Huawei reportedly bets on Shanghai chip plant to overcome US trade ban

Huawei might have a way to avoid some of the worst consequences of tightening US trade restrictions, provided it’s willing to be patient. Financial Times sources claim Huawei is planning a dedicated chip factory in Shanghai that would make parts for its core telecom infrastructure business. It would be run by a partner, the city-backed Shanghai IC R&D Center, and would be considered experimental until it’s ready to make chips Huawei can use.

The fabrication facility is expected to start with the manufacture of low-end 45nm chips, the paper said on Sunday, citing people familiar with the project. Huawei aims to make 28nm chips for “Internet of things” devices by the end of 2021, and produce 20nm chips for 5G telecom equipment by late 2022, the report said.

Huawei has no experience in fabricating chips and the plant would be run by Shanghai IC R&D Center, a research company backed by the city’s government, according to the report.
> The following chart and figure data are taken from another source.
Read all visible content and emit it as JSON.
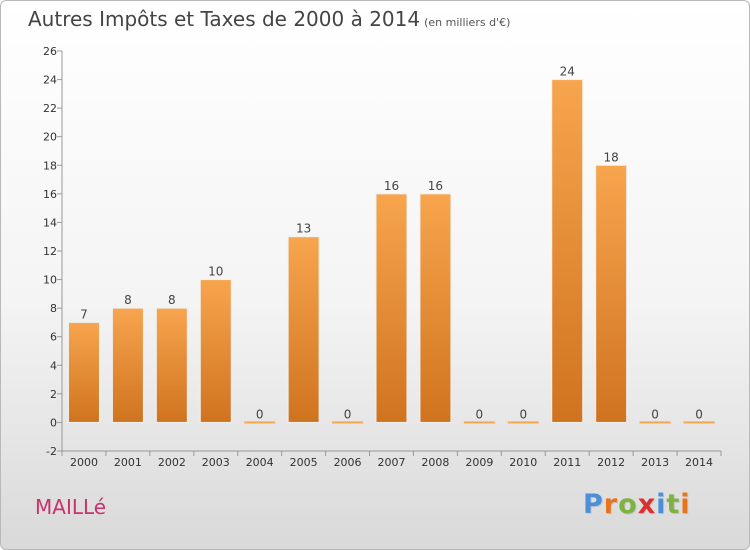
{
  "header": {
    "title": "Autres Impôts et Taxes de 2000 à 2014",
    "subtitle": "(en milliers d'€)"
  },
  "footer": {
    "commune": "MAILLé",
    "brand": "Proxiti",
    "brand_colors": [
      "#4a90d9",
      "#e8731c",
      "#7fb33f",
      "#d9322e",
      "#4a90d9",
      "#7fb33f",
      "#e8731c"
    ]
  },
  "chart_data": {
    "type": "bar",
    "categories": [
      "2000",
      "2001",
      "2002",
      "2003",
      "2004",
      "2005",
      "2006",
      "2007",
      "2008",
      "2009",
      "2010",
      "2011",
      "2012",
      "2013",
      "2014"
    ],
    "values": [
      7,
      8,
      8,
      10,
      0,
      13,
      0,
      16,
      16,
      0,
      0,
      24,
      18,
      0,
      0
    ],
    "data_labels": [
      "7",
      "8",
      "8",
      "10",
      "0",
      "13",
      "0",
      "16",
      "16",
      "0",
      "0",
      "24",
      "18",
      "0",
      "0"
    ],
    "title": "Autres Impôts et Taxes de 2000 à 2014",
    "subtitle": "(en milliers d'€)",
    "ylim": [
      -2,
      26
    ],
    "yticks": [
      -2,
      0,
      2,
      4,
      6,
      8,
      10,
      12,
      14,
      16,
      18,
      20,
      22,
      24,
      26
    ],
    "grid": false,
    "bar_color_top": "#f7a54e",
    "bar_color_bottom": "#d0731f"
  }
}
China has laid out a path toward greater economic self-sufficiency in its new five-year plans, and vowed to build its own core technology, saying it can’t rely on buying it from elsewhere.

Huawei might not have to worry about its long-term future if reports are accurate. As you may have noticed, though, there’s no mention of phones in this plan. Mobile devices need highly advanced chip processes to remain competitive at the high end (the Kirin 9000 in the Mate 40 Pro is a 5nm chip), and the reported Shanghai plans wouldn’t help. Huawei can turn to fabrication allies like SMIC for more modest phone chips, but it’s still likely to scale back its phone offerings once their existing supplies dry up.